Current trends in health technology assessment (HTA) indicate a shift away from the use of cost-effectiveness to value-related measures. A suite of analysis methods, collectively referred to as “risk-benefit analysis”, can be used to address these requirements. Of these, multi-criteria decision analysis (MCDA) is considered a leading candidate for practical application in HTA.
Limitations of cost-effectiveness analyses
The quality-adjusted life-year (QALY), frequently used in cost-effectiveness analyses and once the gold-standard outcome measure for economic evaluation in healthcare, is coming under heavier criticism than ever before. While appropriate in certain situations, the instruments used to generate QALYs have been shown to lack the required sensitivity to capture all benefits of interventions in some therapy areas, including hearing loss and schizophrenia.
Additionally, mounting evidence suggests that the health economist’s old dictum that “a QALY is a QALY is a QALY” is perhaps too much of a simplification.
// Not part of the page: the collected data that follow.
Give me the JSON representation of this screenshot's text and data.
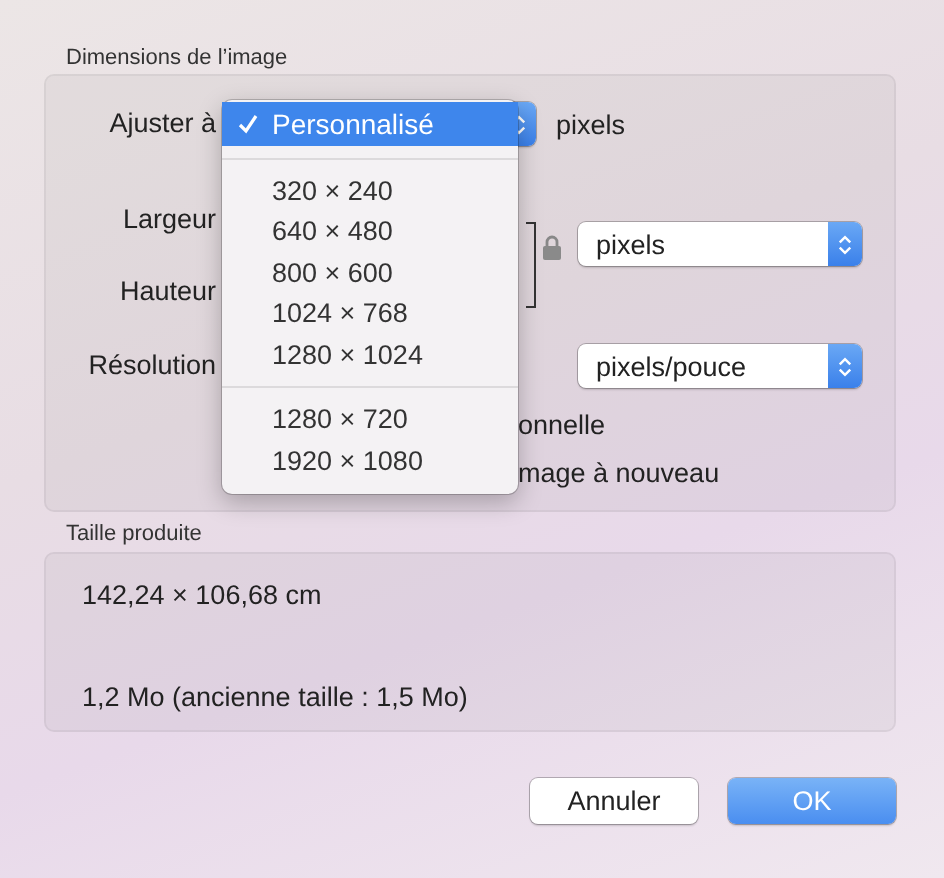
{
  "dimensions_section": {
    "title": "Dimensions de l’image",
    "fit_label": "Ajuster à",
    "fit_unit": "pixels",
    "width_label": "Largeur",
    "height_label": "Hauteur",
    "size_unit_popup": "pixels",
    "resolution_label": "Résolution",
    "resolution_unit_popup": "pixels/pouce",
    "checkboxes": [
      {
        "label": "onnelle"
      },
      {
        "label": "mage à nouveau"
      }
    ]
  },
  "fit_menu": {
    "groups": [
      {
        "items": [
          {
            "label": "Personnalisé",
            "selected": true
          }
        ]
      },
      {
        "items": [
          {
            "label": "320 × 240",
            "selected": false
          },
          {
            "label": "640 × 480",
            "selected": false
          },
          {
            "label": "800 × 600",
            "selected": false
          },
          {
            "label": "1024 × 768",
            "selected": false
          },
          {
            "label": "1280 × 1024",
            "selected": false
          }
        ]
      },
      {
        "items": [
          {
            "label": "1280 × 720",
            "selected": false
          },
          {
            "label": "1920 × 1080",
            "selected": false
          }
        ]
      }
    ]
  },
  "output_section": {
    "title": "Taille produite",
    "dimensions": "142,24 × 106,68 cm",
    "file_size": "1,2 Mo (ancienne taille : 1,5 Mo)"
  },
  "buttons": [
    {
      "label": "Annuler",
      "kind": "secondary"
    },
    {
      "label": "OK",
      "kind": "primary"
    }
  ]
}
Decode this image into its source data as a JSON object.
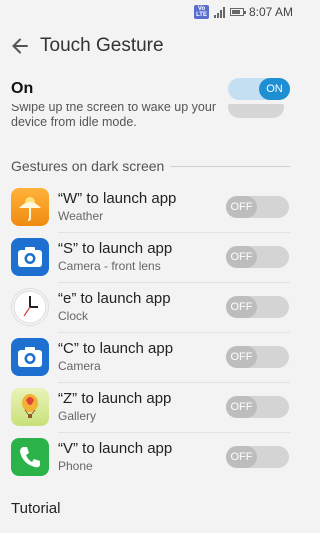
{
  "status_bar": {
    "network_label": "VoLTE",
    "time": "8:07 AM"
  },
  "app_bar": {
    "title": "Touch Gesture"
  },
  "master_switch": {
    "label": "On",
    "state": "ON"
  },
  "description": {
    "line1": "Swipe up the screen to wake up your",
    "line2": "device from idle mode."
  },
  "section_header": "Gestures on dark screen",
  "gestures": [
    {
      "title": "“W” to launch app",
      "subtitle": "Weather",
      "state": "OFF",
      "icon": "weather-icon"
    },
    {
      "title": "“S” to launch app",
      "subtitle": "Camera - front lens",
      "state": "OFF",
      "icon": "camera-icon"
    },
    {
      "title": "“e” to launch app",
      "subtitle": "Clock",
      "state": "OFF",
      "icon": "clock-icon"
    },
    {
      "title": "“C” to launch app",
      "subtitle": "Camera",
      "state": "OFF",
      "icon": "camera-icon"
    },
    {
      "title": "“Z” to launch app",
      "subtitle": "Gallery",
      "state": "OFF",
      "icon": "gallery-icon"
    },
    {
      "title": "“V” to launch app",
      "subtitle": "Phone",
      "state": "OFF",
      "icon": "phone-icon"
    }
  ],
  "tutorial_label": "Tutorial",
  "colors": {
    "accent": "#1e8fd3",
    "toggle_off": "#d4d4d4"
  }
}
QALYs have a limited scope and may fail to accurately represent some benefits of a particular intervention, such as addressing unmet need, providing innovation and delivering societal benefits (for example, reduction of the caregiver burden).
The risk-benefit approach
Risk-benefit analysis offers an alternative approach where benefits of an intervention are balanced with additional factors alongside monetary costs, broadly defined as “risks.” Risk-benefit analysis offers the opportunity to handle various inputs and outcome measures together, regardless of the units in which they are expressed.
Convenient unit metrics can complement traditional clinical efficacy and monetary measures – for example staff use expressed as units of time can be used alongside direct performance measures such as patient satisfaction or adherence ratios, or with more abstract measures such as innovation or evidence quality.
Multi-criteria decision analysis (MCDA)
The most common and straightforward risk-benefit approach is based on a weighted sum capturing impact and importance; this is called multi-criteria decision analysis (MCDA).
For example, MCDA scores can be used to compare two different medical interventions First, a list of criteria for decision-making is generated. A score is calculated for each criterion across the two interventions to reflect how well or how poorly the alternative interventions perform. Each score is then weighted to reflect the criterion’s relative importance. The weighted scores are summed for each medical intervention, and the sums are compared to determine which intervention is best.
This raises one of the key challenges associated with MCDA—whose preferences should be used to determine how the scores should be weighted? Depending on the scenario, the most relevant preferences could be those of clinicians, budget holders, HTA committees or citizen panels.
MCDA is common in other fields of economics, including others in the healthcare sector, and its validity is well established. Perhaps the most important advantage of MCDA is the similarity it bears with general thought processes used in everyday decision-making.
MCDA has the potential to guide future pricing and market access decisions for new healthcare technologies. The types of evidence healthcare companies will need to provide might change, prompting a rethink of health economic evidence generation, and perhaps clinical development as a whole.